Anderson und ich machten uns nun auf den Weg, mit einem Packpferd für beide, nebst einer Anzahl Fallen und allem, was uns für einige Monate nötig schien. Wir schlugen die Richtung zum Big Wind River ein, folgten dem Fluss aufwärts und brachten eine Quantität guter Felle zusammen. Dabei mussten wir umso vorsichtiger sein, je weiter wir in das Land feindlicher Indianer eindrangen. Jeden Morgen machten wir die Runde, um nach unseren Fallen zu sehen. Bei dieser Gelegenheit stieß ich einmal auf eine kleine Partie Sioux, welche einen Biber, dem ich kurz vorher das Fell abgezogen hatte, fanden und den Schwanz, welcher als Delikatesse gegessen wird, abschnitten und mitnahmen. Sie hatten mich nicht gesehen. Da mir nichts an ihrer Freundschaft lag, gab ich mich auch nicht zu erkennen, sondern zog mich ins Gebüsch zurück. Anderson hatte sie ebenfalls vom anderen Ufer des Flusses aus gesehen und sich als inkognito erklärt, d. h. hinter einigen Felsblöcken versteckt, bis sie wegritten. Dies geschah, sobald sie sich mit dem Leckerbissen versehen hatten, denn es liegt ihnen nie etwas daran, einen Trapper in seinem Versteck aufzusuchen. Die Biberhäute wurden immer gleich ausgespannt, wenn sie trocken, von allem Fleisch und Fett gereinigt waren und dann zusammengepackt. Einmal hatte ich vier schöne Felle ausgespannt und schlief während der Nacht nur ein paar Schritte davon, als ein Grizzly seine Visite machte und meine vier Felle auffraß, ohne mich dabei zu wecken.
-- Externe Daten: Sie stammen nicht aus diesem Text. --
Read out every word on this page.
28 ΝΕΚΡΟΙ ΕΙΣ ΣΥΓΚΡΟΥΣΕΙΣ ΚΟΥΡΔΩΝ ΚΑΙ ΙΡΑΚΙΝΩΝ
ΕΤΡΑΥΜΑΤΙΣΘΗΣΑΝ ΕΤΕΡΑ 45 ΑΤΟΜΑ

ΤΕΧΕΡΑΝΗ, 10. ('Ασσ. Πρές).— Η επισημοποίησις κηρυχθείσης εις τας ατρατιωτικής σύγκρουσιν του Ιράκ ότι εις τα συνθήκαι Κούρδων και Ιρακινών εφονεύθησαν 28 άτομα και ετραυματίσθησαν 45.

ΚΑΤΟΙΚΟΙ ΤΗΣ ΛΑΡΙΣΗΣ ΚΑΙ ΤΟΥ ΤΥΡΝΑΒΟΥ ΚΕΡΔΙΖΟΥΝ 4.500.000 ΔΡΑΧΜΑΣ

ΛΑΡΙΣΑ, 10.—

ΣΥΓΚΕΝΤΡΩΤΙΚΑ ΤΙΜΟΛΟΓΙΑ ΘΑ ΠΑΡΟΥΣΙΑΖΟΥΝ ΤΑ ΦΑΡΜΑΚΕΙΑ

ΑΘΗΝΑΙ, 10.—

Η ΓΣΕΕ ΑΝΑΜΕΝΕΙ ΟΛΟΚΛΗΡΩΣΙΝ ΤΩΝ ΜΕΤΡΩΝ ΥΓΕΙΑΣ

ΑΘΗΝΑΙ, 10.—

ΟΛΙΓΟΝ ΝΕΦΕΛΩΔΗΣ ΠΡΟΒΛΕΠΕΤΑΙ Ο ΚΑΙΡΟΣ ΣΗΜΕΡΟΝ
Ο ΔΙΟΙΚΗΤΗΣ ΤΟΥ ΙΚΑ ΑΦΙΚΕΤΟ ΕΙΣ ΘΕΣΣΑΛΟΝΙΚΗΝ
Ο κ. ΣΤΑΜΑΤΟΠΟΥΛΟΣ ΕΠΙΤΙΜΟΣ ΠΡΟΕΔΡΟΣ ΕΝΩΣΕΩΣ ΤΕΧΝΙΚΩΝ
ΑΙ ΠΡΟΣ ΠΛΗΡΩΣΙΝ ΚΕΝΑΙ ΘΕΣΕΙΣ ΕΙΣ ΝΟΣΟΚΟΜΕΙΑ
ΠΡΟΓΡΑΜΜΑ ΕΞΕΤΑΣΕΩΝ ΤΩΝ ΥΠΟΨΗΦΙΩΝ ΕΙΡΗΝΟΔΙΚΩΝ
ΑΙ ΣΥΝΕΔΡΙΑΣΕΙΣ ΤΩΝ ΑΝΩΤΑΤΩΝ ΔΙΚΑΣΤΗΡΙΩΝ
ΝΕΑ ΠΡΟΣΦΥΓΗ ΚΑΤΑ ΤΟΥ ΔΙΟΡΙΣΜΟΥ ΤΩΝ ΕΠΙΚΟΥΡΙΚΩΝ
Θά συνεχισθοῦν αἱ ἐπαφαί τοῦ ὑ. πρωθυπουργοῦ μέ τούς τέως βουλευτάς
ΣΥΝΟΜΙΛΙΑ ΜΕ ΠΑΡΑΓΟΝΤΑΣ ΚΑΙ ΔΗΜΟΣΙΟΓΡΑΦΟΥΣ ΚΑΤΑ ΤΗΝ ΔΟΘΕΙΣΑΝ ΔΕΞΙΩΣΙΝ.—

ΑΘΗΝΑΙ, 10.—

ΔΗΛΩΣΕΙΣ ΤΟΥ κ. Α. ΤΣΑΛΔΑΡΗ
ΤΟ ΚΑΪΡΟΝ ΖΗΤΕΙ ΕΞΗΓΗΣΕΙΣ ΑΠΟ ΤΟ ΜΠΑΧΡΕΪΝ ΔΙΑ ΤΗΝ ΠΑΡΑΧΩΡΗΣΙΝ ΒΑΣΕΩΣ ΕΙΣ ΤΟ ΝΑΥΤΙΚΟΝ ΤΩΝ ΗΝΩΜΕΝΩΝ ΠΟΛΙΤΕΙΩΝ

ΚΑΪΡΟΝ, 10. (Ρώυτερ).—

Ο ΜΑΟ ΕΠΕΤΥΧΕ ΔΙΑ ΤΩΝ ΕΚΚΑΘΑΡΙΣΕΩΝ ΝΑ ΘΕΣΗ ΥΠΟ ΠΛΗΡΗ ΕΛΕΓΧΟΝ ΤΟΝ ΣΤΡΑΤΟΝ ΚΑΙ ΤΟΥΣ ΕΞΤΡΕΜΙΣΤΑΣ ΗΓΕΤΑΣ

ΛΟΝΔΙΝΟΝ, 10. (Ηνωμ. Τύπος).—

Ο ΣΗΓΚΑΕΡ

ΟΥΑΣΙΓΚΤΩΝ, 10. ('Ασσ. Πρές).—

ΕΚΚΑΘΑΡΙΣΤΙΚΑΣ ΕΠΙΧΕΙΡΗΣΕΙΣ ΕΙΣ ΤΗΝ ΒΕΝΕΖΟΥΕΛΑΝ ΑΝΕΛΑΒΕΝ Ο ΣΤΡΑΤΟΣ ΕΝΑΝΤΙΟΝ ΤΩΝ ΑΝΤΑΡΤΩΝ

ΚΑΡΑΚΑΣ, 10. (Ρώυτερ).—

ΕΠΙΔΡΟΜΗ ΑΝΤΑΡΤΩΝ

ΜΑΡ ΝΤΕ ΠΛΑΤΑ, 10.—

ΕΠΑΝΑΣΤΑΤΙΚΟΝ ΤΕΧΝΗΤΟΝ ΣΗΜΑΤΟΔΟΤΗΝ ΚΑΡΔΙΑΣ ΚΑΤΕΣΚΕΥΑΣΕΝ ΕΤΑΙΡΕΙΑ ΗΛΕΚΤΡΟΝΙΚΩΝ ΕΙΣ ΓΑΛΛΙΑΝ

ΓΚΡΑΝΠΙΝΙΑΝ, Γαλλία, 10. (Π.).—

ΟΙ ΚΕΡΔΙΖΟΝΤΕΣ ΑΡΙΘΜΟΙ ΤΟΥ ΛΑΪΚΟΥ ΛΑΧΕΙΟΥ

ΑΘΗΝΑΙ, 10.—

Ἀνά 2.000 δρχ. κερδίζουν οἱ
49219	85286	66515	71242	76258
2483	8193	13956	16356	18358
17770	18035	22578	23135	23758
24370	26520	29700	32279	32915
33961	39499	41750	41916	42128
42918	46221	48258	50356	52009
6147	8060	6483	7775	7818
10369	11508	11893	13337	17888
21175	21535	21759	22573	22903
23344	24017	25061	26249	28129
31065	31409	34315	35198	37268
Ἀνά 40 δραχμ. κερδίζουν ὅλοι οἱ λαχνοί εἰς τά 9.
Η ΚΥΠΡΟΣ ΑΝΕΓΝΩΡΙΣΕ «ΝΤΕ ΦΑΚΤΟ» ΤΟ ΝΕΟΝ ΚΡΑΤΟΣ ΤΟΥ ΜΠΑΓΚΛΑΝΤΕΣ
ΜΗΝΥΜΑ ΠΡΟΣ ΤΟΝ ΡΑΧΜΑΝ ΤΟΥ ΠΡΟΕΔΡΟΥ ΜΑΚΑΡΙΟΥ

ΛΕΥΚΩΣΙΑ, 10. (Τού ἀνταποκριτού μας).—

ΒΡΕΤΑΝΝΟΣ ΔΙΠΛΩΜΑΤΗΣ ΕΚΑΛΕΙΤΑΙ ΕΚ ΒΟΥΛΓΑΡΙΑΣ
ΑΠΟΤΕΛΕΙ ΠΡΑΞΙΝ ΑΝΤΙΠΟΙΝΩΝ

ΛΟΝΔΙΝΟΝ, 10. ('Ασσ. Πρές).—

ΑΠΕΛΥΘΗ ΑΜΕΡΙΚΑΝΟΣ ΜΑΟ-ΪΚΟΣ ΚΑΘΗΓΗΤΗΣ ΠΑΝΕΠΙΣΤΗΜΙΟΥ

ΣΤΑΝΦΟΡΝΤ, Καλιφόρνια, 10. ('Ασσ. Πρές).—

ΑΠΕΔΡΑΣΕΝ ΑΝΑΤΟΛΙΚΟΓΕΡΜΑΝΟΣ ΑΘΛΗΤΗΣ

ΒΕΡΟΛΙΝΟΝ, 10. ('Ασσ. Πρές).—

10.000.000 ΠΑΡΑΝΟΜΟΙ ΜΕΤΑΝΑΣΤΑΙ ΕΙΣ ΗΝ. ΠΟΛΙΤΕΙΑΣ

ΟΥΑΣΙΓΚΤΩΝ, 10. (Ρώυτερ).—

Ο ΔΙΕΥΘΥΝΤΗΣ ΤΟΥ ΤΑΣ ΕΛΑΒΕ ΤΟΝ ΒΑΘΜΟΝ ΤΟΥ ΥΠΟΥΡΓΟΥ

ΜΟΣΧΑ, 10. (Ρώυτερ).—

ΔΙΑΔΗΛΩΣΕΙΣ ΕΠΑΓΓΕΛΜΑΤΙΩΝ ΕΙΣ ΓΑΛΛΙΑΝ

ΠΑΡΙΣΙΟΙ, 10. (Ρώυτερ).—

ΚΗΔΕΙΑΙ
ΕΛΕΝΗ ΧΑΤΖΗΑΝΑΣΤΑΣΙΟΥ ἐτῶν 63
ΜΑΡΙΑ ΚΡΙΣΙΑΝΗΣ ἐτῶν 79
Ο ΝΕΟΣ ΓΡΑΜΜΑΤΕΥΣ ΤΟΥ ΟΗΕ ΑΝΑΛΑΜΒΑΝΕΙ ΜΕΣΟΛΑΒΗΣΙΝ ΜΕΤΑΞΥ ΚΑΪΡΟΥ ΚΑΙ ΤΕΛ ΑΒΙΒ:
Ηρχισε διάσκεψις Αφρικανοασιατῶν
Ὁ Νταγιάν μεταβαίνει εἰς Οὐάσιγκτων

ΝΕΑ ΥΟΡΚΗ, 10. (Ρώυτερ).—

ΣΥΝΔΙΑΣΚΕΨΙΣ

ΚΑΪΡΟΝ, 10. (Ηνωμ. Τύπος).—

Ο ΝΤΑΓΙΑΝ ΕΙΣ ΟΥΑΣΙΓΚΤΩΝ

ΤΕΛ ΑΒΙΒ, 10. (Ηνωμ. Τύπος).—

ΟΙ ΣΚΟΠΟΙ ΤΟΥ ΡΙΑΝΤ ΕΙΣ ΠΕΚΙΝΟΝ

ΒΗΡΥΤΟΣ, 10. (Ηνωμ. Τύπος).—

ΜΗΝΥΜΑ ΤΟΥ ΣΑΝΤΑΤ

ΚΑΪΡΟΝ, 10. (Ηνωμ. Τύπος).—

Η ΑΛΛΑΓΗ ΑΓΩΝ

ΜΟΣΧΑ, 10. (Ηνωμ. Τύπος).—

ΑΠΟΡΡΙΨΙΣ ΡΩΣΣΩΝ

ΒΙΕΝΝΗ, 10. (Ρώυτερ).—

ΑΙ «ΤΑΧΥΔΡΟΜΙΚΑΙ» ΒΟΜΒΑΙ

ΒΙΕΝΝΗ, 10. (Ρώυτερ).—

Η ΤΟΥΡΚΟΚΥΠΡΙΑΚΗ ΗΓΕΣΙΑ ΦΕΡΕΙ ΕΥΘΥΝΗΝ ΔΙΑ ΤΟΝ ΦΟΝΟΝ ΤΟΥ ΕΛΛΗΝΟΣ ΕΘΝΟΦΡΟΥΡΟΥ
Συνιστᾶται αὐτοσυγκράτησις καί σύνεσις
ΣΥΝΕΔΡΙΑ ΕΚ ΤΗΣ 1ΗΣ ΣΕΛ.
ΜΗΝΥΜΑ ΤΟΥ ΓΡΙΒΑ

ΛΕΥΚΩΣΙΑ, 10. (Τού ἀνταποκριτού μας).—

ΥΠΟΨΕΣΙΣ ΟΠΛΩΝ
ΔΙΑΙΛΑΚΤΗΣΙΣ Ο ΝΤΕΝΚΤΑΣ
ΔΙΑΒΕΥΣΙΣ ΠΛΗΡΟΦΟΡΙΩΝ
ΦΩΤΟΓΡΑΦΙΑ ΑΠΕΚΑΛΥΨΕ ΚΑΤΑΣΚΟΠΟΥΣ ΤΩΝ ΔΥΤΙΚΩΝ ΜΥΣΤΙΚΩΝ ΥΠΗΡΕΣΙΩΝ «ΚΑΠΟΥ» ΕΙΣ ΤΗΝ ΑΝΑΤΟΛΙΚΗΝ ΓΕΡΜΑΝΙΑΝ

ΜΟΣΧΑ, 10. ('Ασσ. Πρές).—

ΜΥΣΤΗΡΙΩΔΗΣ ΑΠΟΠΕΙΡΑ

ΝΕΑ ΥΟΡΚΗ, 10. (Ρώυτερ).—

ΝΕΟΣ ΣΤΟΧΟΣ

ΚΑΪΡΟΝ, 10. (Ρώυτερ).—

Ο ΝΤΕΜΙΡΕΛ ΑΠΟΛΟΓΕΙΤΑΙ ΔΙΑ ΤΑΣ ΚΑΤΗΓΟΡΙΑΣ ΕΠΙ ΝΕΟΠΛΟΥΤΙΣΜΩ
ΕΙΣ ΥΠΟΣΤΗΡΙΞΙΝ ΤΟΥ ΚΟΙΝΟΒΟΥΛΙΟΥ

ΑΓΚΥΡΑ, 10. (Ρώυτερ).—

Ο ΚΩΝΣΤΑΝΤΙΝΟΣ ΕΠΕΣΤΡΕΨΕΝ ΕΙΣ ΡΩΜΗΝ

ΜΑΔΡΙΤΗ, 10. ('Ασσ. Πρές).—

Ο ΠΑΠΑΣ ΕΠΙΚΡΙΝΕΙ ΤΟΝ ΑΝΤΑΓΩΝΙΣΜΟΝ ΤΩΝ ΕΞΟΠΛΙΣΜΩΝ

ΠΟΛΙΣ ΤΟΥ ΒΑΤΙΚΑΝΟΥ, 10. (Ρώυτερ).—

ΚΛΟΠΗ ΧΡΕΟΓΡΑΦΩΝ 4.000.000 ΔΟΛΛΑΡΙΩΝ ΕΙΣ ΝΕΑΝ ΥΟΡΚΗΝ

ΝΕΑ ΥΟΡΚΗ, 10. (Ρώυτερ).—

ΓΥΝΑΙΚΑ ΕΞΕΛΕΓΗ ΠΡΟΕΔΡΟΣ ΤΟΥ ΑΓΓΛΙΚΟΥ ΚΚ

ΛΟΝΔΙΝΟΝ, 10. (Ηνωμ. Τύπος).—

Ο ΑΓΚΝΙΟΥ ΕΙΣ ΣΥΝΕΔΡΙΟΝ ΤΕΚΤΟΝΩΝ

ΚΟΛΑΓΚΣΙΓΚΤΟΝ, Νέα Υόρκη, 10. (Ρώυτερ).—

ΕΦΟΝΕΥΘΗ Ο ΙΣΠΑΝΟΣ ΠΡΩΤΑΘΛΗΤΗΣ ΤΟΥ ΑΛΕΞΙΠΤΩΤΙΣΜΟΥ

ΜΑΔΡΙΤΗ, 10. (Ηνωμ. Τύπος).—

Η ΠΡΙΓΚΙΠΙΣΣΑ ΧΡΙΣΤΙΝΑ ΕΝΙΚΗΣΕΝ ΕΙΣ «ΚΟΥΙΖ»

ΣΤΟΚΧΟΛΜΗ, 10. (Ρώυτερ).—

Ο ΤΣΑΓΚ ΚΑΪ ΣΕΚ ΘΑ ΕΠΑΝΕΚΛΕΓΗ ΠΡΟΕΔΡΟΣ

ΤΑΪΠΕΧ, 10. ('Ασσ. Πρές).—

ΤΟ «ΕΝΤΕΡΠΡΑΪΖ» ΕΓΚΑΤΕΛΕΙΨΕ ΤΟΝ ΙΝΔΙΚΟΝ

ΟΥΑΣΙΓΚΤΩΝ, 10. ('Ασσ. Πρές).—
Nachdem wir bis an den Yellowstone River hinauf gejagt hatten, wurde das Wetter so furchtbar kalt, dass Anderson, dem schon länger unwohl war, schlechter wurde, und wir deshalb beschlossen, nach Wind River zurückzukehren. Wir packten unsere Felle auf die drei Pferde, traten den Marsch an und erreichten nach einem mühsamen Marsch Onkel Billys Haus auf der Agentur. Hier mussten wir uns wegen eines großen Schneesturmes einige Tage lang aufhalten. Anderson war wegen seiner Gesundheit die Jagd für den Winter verleidet und ich gedachte mich einer Gesellschaft Trapper anzuschließen, von welchen ich die meisten gut kannte und die gegenwärtig an Owl Creek sein sollte. Plötzlich kam aber die Nachricht, dass diese Gesellschaft zwischen Owl Creek und Wind River auf einem Stück offener Prärie von den Sioux überfallen und niedergemetzelt worden sei. Ein Jagdtrupp der Shoshone hatte sie gefunden und es bei ihrer Ankunft hier gemeldet. Nun war keine Gelegenheit mehr, mit alten Jägern zu gehen. Einer Gesellschaft von Amateurtrappern, die sich hier ausrüstete und mich bat, mit ihr zu gehen, mochte ich mich auch nicht anschließen. Solche Leute verstehen das Geschäft nicht, wollen immer alles besser wissen und werden gewöhnlich in den ersten acht Tagen skalpiert.